The most interesting call I ever received as a result of a poll we conducted was from a college student. We had released a data point demonstrating that college students have an enormous amount of uncommitted, free time — 8.5 hours a day on average to be precise. We defined discretionary time as time students are not sleeping, going to class, studying, working out, commuting, or working at a paid job. What is left is time that is up to the student how to use.
The college student called to tell me how this data point must be wrong, because all the college students she knew were incredibly busy. After mentioning that she must be hanging with a different crowd of people than I hung with in college, I told her to call me back in 10 years when she had a career, a spouse, a couple of kids, and a house to maintain. I suggested it is likely a matter of perspective and how you view your discretionary time, and that perhaps time that she considers “obligations” our researcher’s eyes classify as discretionary.

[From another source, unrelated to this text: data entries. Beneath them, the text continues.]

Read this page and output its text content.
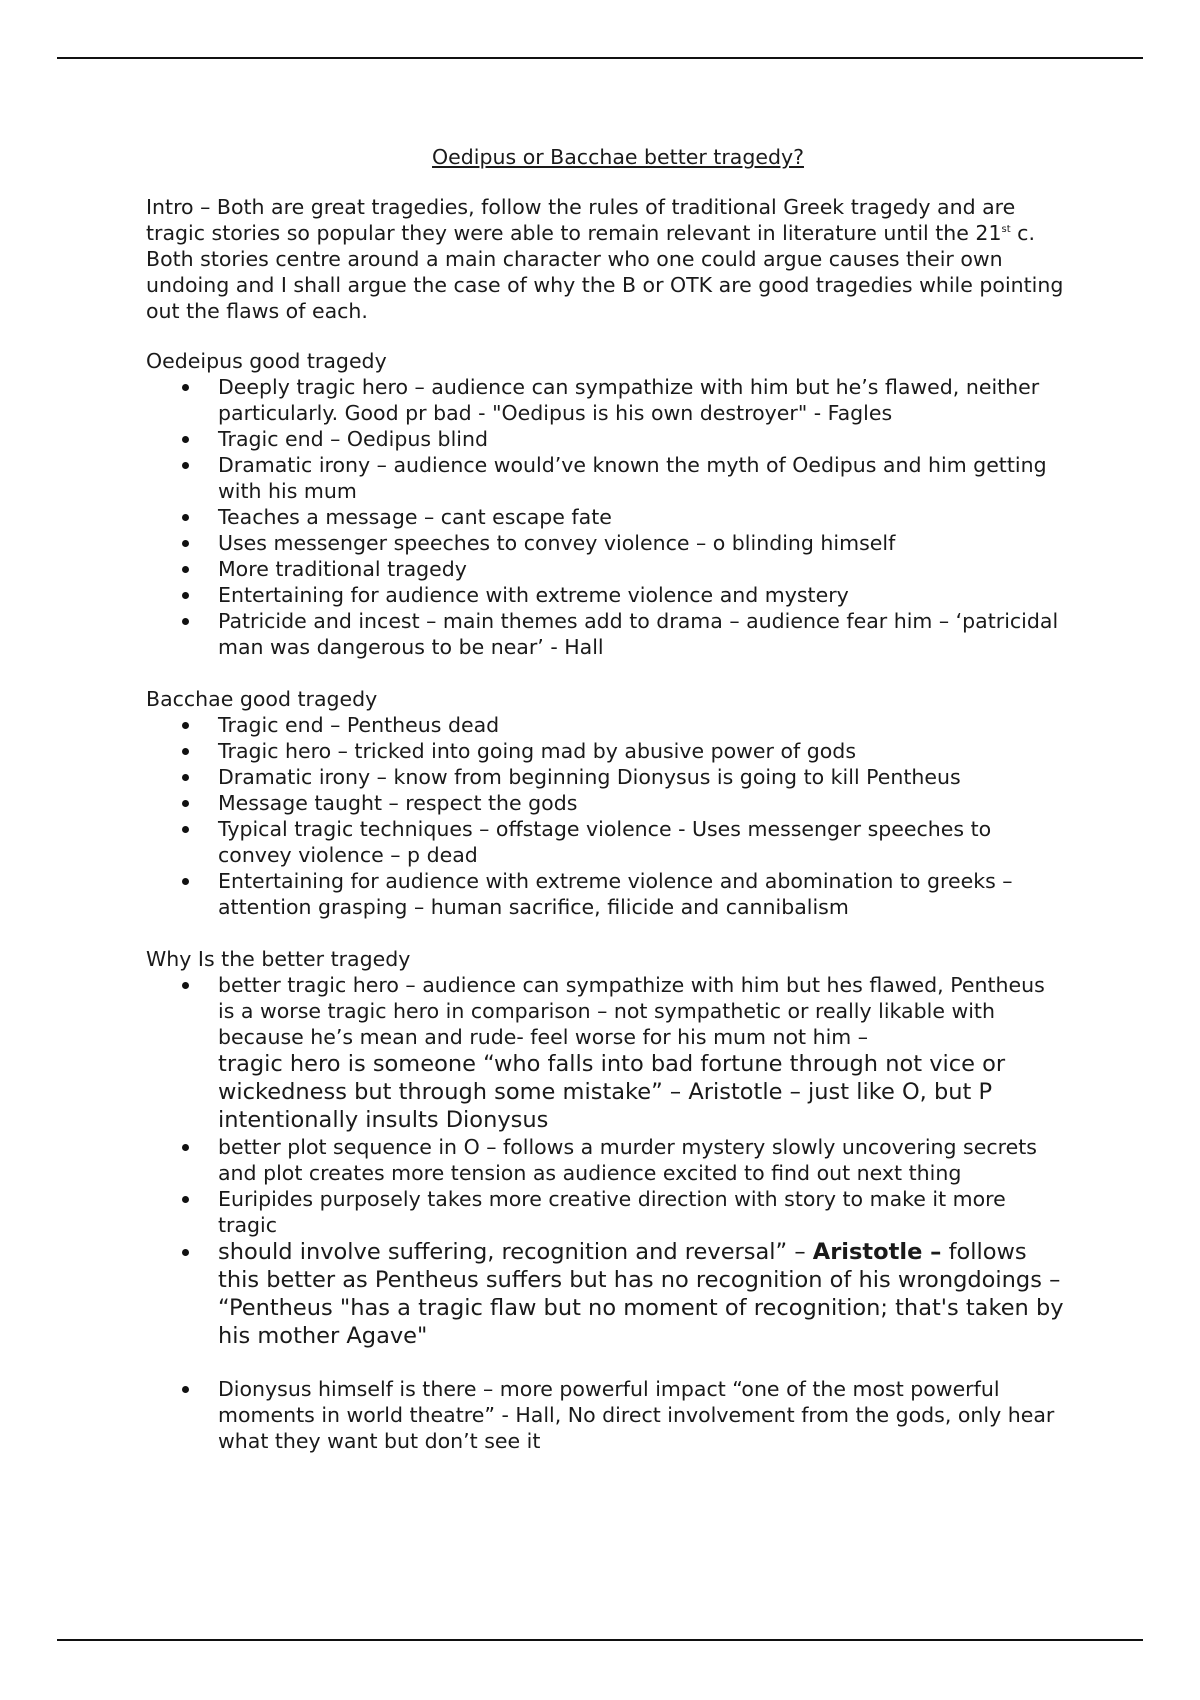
Oedipus or Bacchae better tragedy?

Intro – Both are great tragedies, follow the rules of traditional Greek tragedy and are tragic stories so popular they were able to remain relevant in literature until the 21st c. Both stories centre around a main character who one could argue causes their own undoing and I shall argue the case of why the B or OTK are good tragedies while pointing out the flaws of each.

Oedeipus good tragedy

Deeply tragic hero – audience can sympathize with him but he’s flawed, neither particularly. Good pr bad - "Oedipus is his own destroyer" - Fagles
Tragic end – Oedipus blind
Dramatic irony – audience would’ve known the myth of Oedipus and him getting with his mum
Teaches a message – cant escape fate
Uses messenger speeches to convey violence – o blinding himself
More traditional tragedy
Entertaining for audience with extreme violence and mystery
Patricide and incest – main themes add to drama – audience fear him – ‘patricidal man was dangerous to be near’ - Hall

Bacchae good tragedy

Tragic end – Pentheus dead
Tragic hero – tricked into going mad by abusive power of gods
Dramatic irony – know from beginning Dionysus is going to kill Pentheus
Message taught – respect the gods
Typical tragic techniques – offstage violence - Uses messenger speeches to convey violence – p dead
Entertaining for audience with extreme violence and abomination to greeks – attention grasping – human sacrifice, filicide and cannibalism

Why Is the better tragedy

better tragic hero – audience can sympathize with him but hes flawed, Pentheus is a worse tragic hero in comparison – not sympathetic or really likable with because he’s mean and rude- feel worse for his mum not him –
tragic hero is someone “who falls into bad fortune through not vice or wickedness but through some mistake” – Aristotle – just like O, but P intentionally insults Dionysus
better plot sequence in O – follows a murder mystery slowly uncovering secrets and plot creates more tension as audience excited to find out next thing
Euripides purposely takes more creative direction with story to make it more tragic
should involve suffering, recognition and reversal” – Aristotle – follows this better as Pentheus suffers but has no recognition of his wrongdoings – “Pentheus "has a tragic flaw but no moment of recognition; that's taken by his mother Agave"
Dionysus himself is there – more powerful impact “one of the most powerful moments in world theatre” - Hall, No direct involvement from the gods, only hear what they want but don’t see it
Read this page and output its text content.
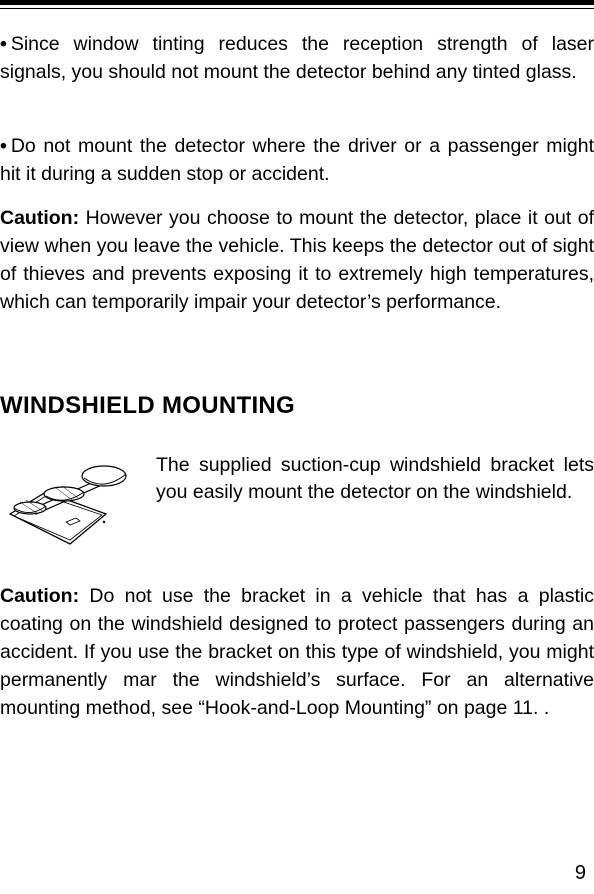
• Since window tinting reduces the reception strength of laser signals, you should not mount the detector behind any tinted glass.
• Do not mount the detector where the driver or a passenger might hit it during a sudden stop or accident.
Caution: However you choose to mount the detector, place it out of view when you leave the vehicle. This keeps the detector out of sight of thieves and prevents exposing it to extremely high temperatures, which can temporarily impair your detector’s performance.
WINDSHIELD MOUNTING
The supplied suction-cup windshield bracket lets you easily mount the detector on the windshield.
Caution: Do not use the bracket in a vehicle that has a plastic coating on the windshield designed to protect passengers during an accident. If you use the bracket on this type of windshield, you might permanently mar the windshield’s surface. For an alternative mounting method, see “Hook-and-Loop Mounting” on page 11. .
9
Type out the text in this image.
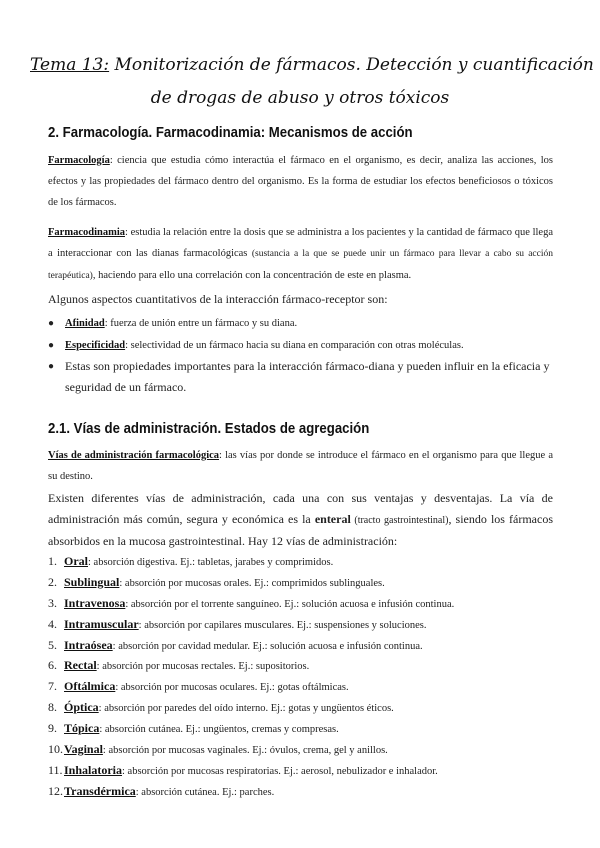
Tema 13: Monitorización de fármacos. Detección y cuantificación
de drogas de abuso y otros tóxicos
2. Farmacología. Farmacodinamia: Mecanismos de acción
Farmacología: ciencia que estudia cómo interactúa el fármaco en el organismo, es decir, analiza las acciones, los efectos y las propiedades del fármaco dentro del organismo. Es la forma de estudiar los efectos beneficiosos o tóxicos de los fármacos.
Farmacodinamia: estudia la relación entre la dosis que se administra a los pacientes y la cantidad de fármaco que llega a interaccionar con las dianas farmacológicas (sustancia a la que se puede unir un fármaco para llevar a cabo su acción terapéutica), haciendo para ello una correlación con la concentración de este en plasma.
Algunos aspectos cuantitativos de la interacción fármaco-receptor son:
● Afinidad: fuerza de unión entre un fármaco y su diana.
● Especificidad: selectividad de un fármaco hacia su diana en comparación con otras moléculas.
● Estas son propiedades importantes para la interacción fármaco-diana y pueden influir en la eficacia y seguridad de un fármaco.
2.1. Vías de administración. Estados de agregación
Vías de administración farmacológica: las vías por donde se introduce el fármaco en el organismo para que llegue a su destino.
Existen diferentes vías de administración, cada una con sus ventajas y desventajas. La vía de administración más común, segura y económica es la enteral (tracto gastrointestinal), siendo los fármacos absorbidos en la mucosa gastrointestinal. Hay 12 vías de administración:
1. Oral: absorción digestiva. Ej.: tabletas, jarabes y comprimidos.
2. Sublingual: absorción por mucosas orales. Ej.: comprimidos sublinguales.
3. Intravenosa: absorción por el torrente sanguíneo. Ej.: solución acuosa e infusión continua.
4. Intramuscular: absorción por capilares musculares. Ej.: suspensiones y soluciones.
5. Intraósea: absorción por cavidad medular. Ej.: solución acuosa e infusión continua.
6. Rectal: absorción por mucosas rectales. Ej.: supositorios.
7. Oftálmica: absorción por mucosas oculares. Ej.: gotas oftálmicas.
8. Óptica: absorción por paredes del oído interno. Ej.: gotas y ungüentos éticos.
9. Tópica: absorción cutánea. Ej.: ungüentos, cremas y compresas.
10.Vaginal: absorción por mucosas vaginales. Ej.: óvulos, crema, gel y anillos.
11.Inhalatoria: absorción por mucosas respiratorias. Ej.: aerosol, nebulizador e inhalador.
12.Transdérmica: absorción cutánea. Ej.: parches.
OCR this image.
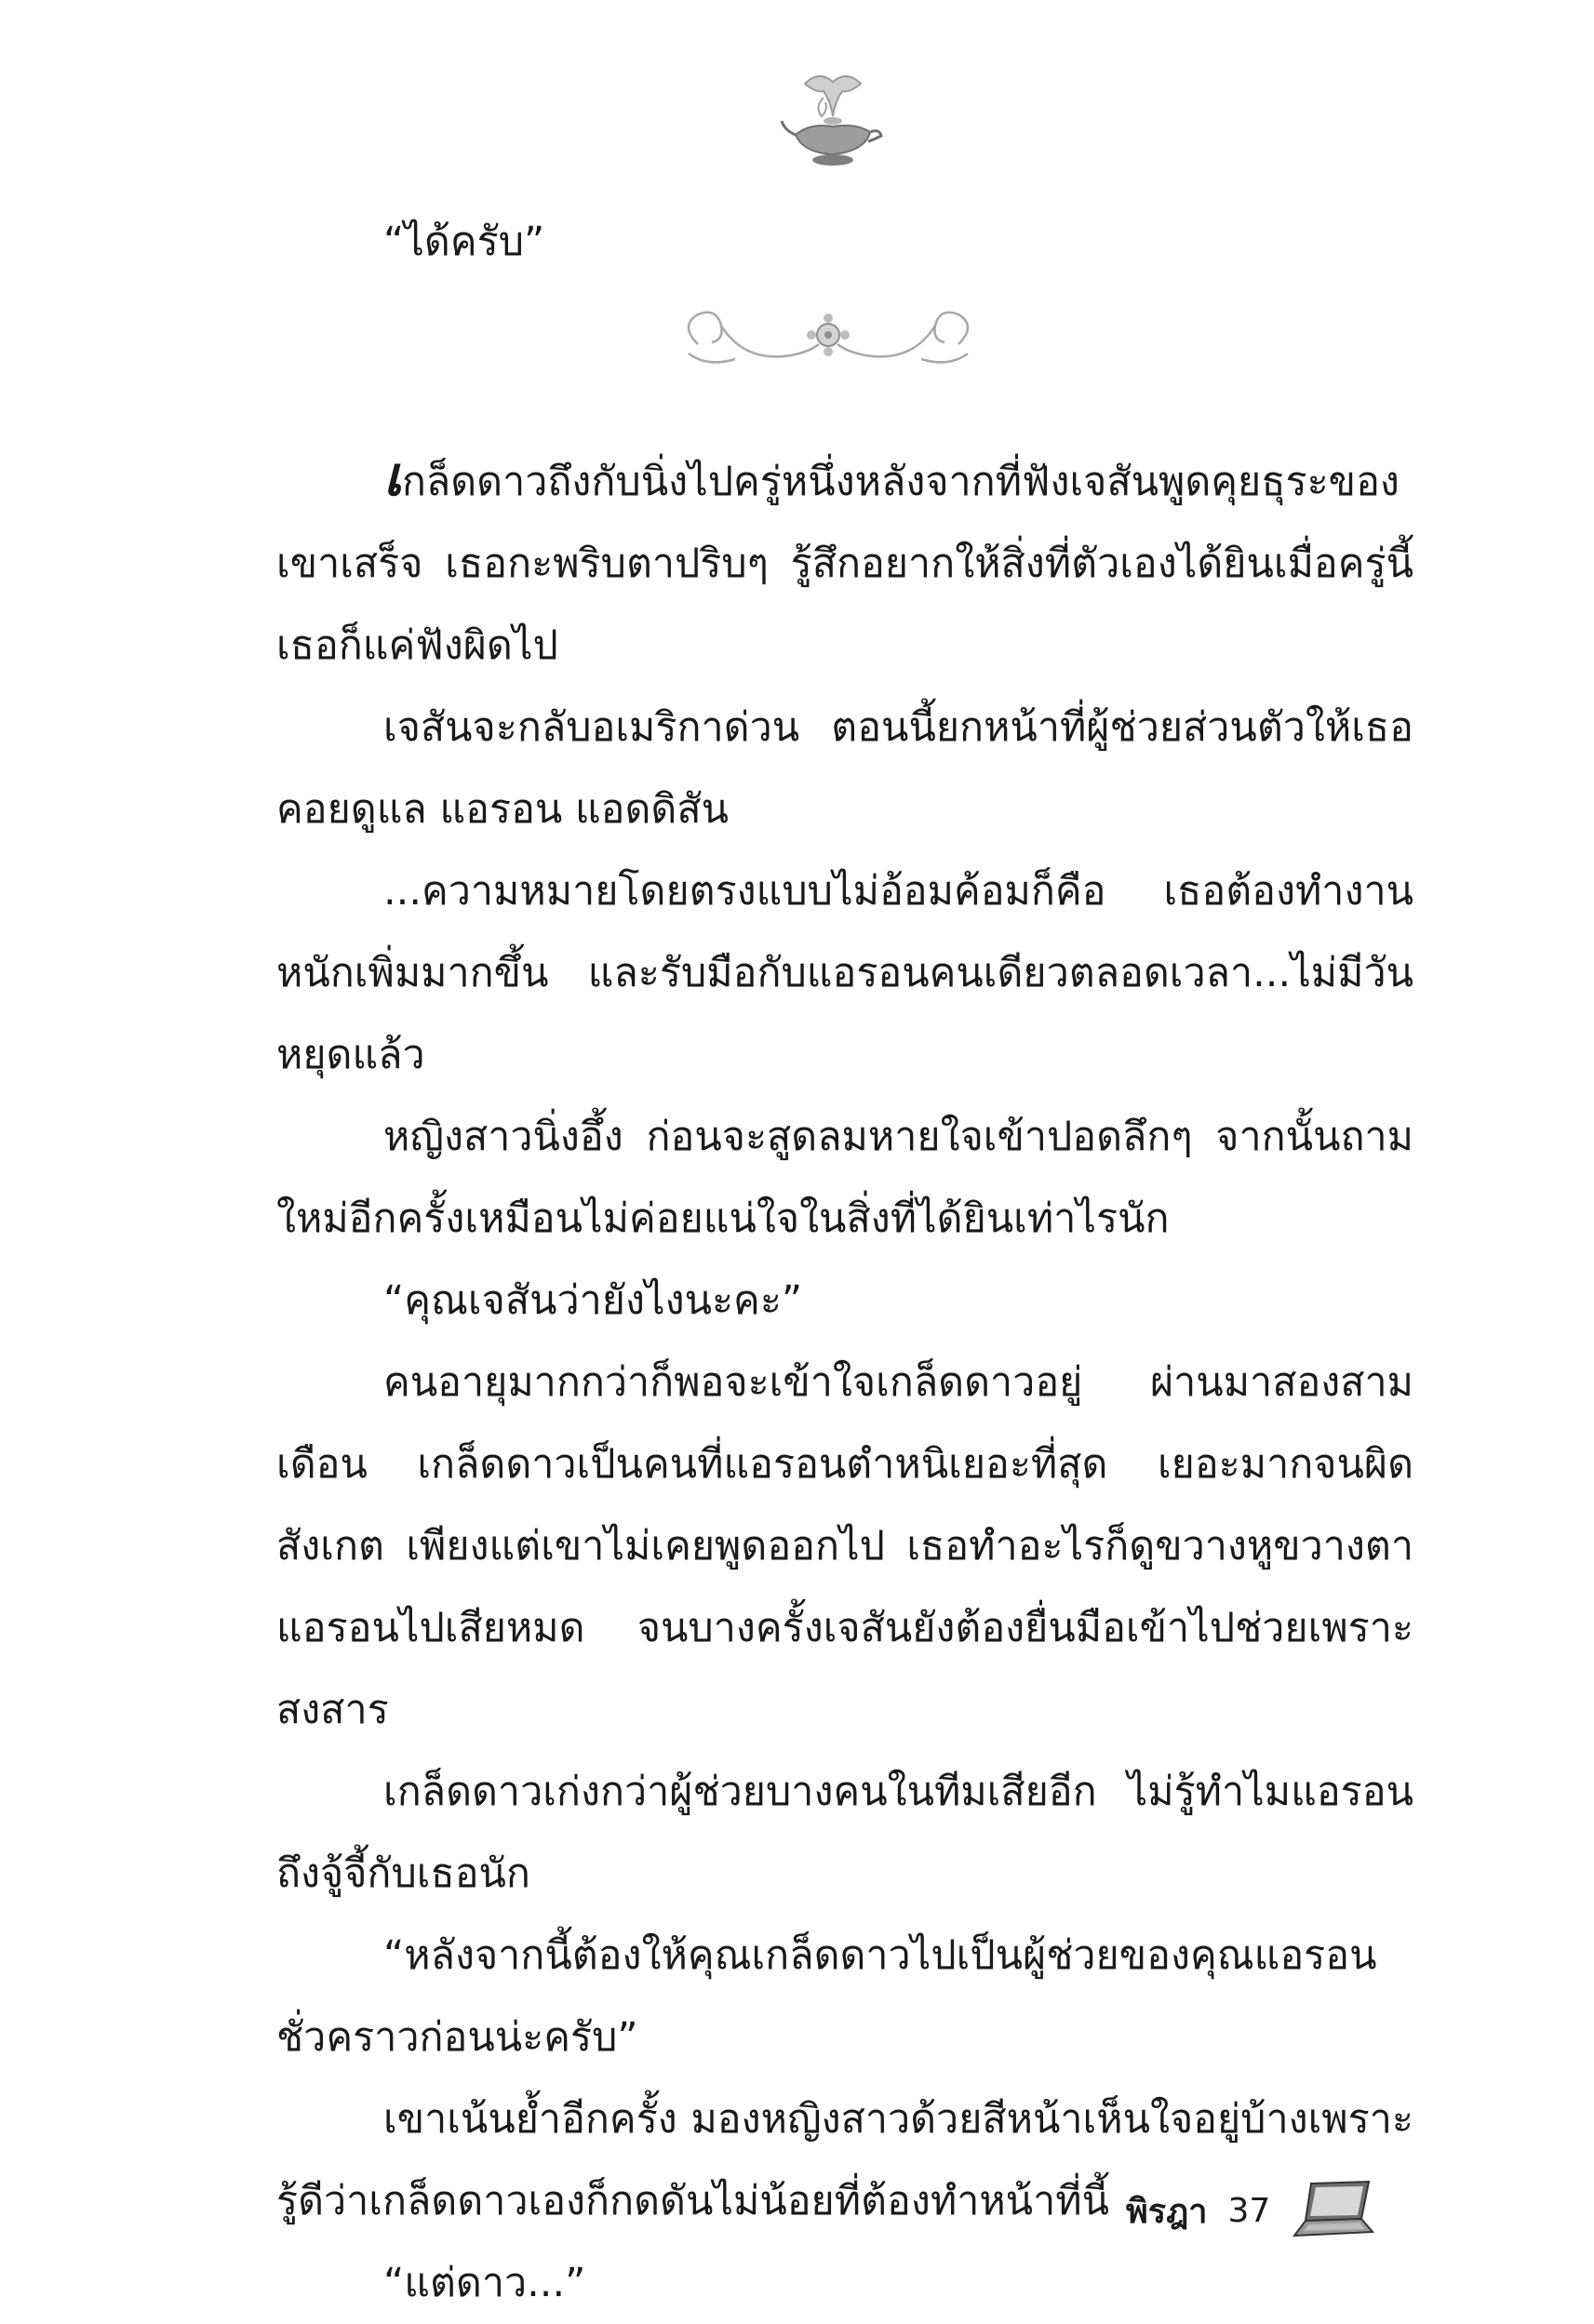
“ได้ครับ”

เกล็ดดาวถึงกับนิ่งไปครู่หนึ่งหลังจากที่ฟังเจสันพูดคุยธุระของเขาเสร็จ เธอกะพริบตาปริบๆ รู้สึกอยากให้สิ่งที่ตัวเองได้ยินเมื่อครู่นี้เธอก็แค่ฟังผิดไป

เจสันจะกลับอเมริกาด่วน ตอนนี้ยกหน้าที่ผู้ช่วยส่วนตัวให้เธอคอยดูแล แอรอน แอดดิสัน

...ความหมายโดยตรงแบบไม่อ้อมค้อมก็คือ เธอต้องทำงานหนักเพิ่มมากขึ้น และรับมือกับแอรอนคนเดียวตลอดเวลา...ไม่มีวันหยุดแล้ว

หญิงสาวนิ่งอึ้ง ก่อนจะสูดลมหายใจเข้าปอดลึกๆ จากนั้นถามใหม่อีกครั้งเหมือนไม่ค่อยแน่ใจในสิ่งที่ได้ยินเท่าไรนัก

“คุณเจสันว่ายังไงนะคะ”

คนอายุมากกว่าก็พอจะเข้าใจเกล็ดดาวอยู่ ผ่านมาสองสามเดือน เกล็ดดาวเป็นคนที่แอรอนตำหนิเยอะที่สุด เยอะมากจนผิดสังเกต เพียงแต่เขาไม่เคยพูดออกไป เธอทำอะไรก็ดูขวางหูขวางตาแอรอนไปเสียหมด จนบางครั้งเจสันยังต้องยื่นมือเข้าไปช่วยเพราะสงสาร

เกล็ดดาวเก่งกว่าผู้ช่วยบางคนในทีมเสียอีก ไม่รู้ทำไมแอรอนถึงจู้จี้กับเธอนัก

“หลังจากนี้ต้องให้คุณเกล็ดดาวไปเป็นผู้ช่วยของคุณแอรอนชั่วคราวก่อนน่ะครับ”

เขาเน้นย้ำอีกครั้ง มองหญิงสาวด้วยสีหน้าเห็นใจอยู่บ้างเพราะรู้ดีว่าเกล็ดดาวเองก็กดดันไม่น้อยที่ต้องทำหน้าที่นี้

“แต่ดาว...”

พิรฎา 37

In the context of many decisions we make, we trade off the concepts of “time” and “money.” In the short-run, both are fixed commodities. In the long run, our financial situation may change for better or worse and our concept of time may change even though each day remains at 24 hours.
Our discretionary income follows a well-known path in our lifetime. It starts at zero when we are born, grows to a modest level as teenagers, tends to level off through the college years, grows considerably in our working years, and then falls off in retirement.
Discretionary time follows a different pattern. It starts out very high, moderates in the school years, grows considerably in the college years, and then pretty much falls off a cliff as individuals are raising their own families and building their careers. Discretionary time then moves upwards during the empty-nester time frame, and then is maximized in retirement. Note that we define discretionary time as “uncommitted” time – time that you get to choose how to spend.
The graph below illustrates how time and money progress over our lifetimes.
The interesting part of this for marketers is that “time” and “money” are often used to “buy” each other. We can buy more discretionary time by outsourcing aspects of our lives. I don’t change my own oil, plow my own driveway, or iron my own shirts. In all these cases, I value the time saved by not having to do these things more than the money it cost to outsource them.
This relationship goes the other way as well. We can use “time” to save “money.” I’ll sometimes spend hours on the Internet to find the best price for a flight or a hotel room. I’ll drive an extra 15 minutes to a grocery store because something I like is on sale there and not at the store closer to my home.
Look again at the graph above. The most interesting life stages are the ones where there is a big gap between the time and money lines. An obvious place where this happens is the college years. This is a time frame when consumers have relatively little discretionary income, but relatively high discretionary time. This concept is why for years we have been saying that college students are pretty much the most savvy consumer group out there. They are smart (hey – they are in college!), highly connected with each other, necessarily frugal with their funds, and have enormous amounts of time to research products and prices. But, they are more than cheap customers who have a lot of time to find the best price. They emerge as adult consumers, and lifelong associations with brands often start in the college years.
Another interesting point on the graph is at mid-career (30’s-40’s). This is the point where there is the largest gap between discretionary income and discretionary time. So, this is the life stage where we most see consumers trading money for time. Price sensitivity tends to be at its lowest during this time frame.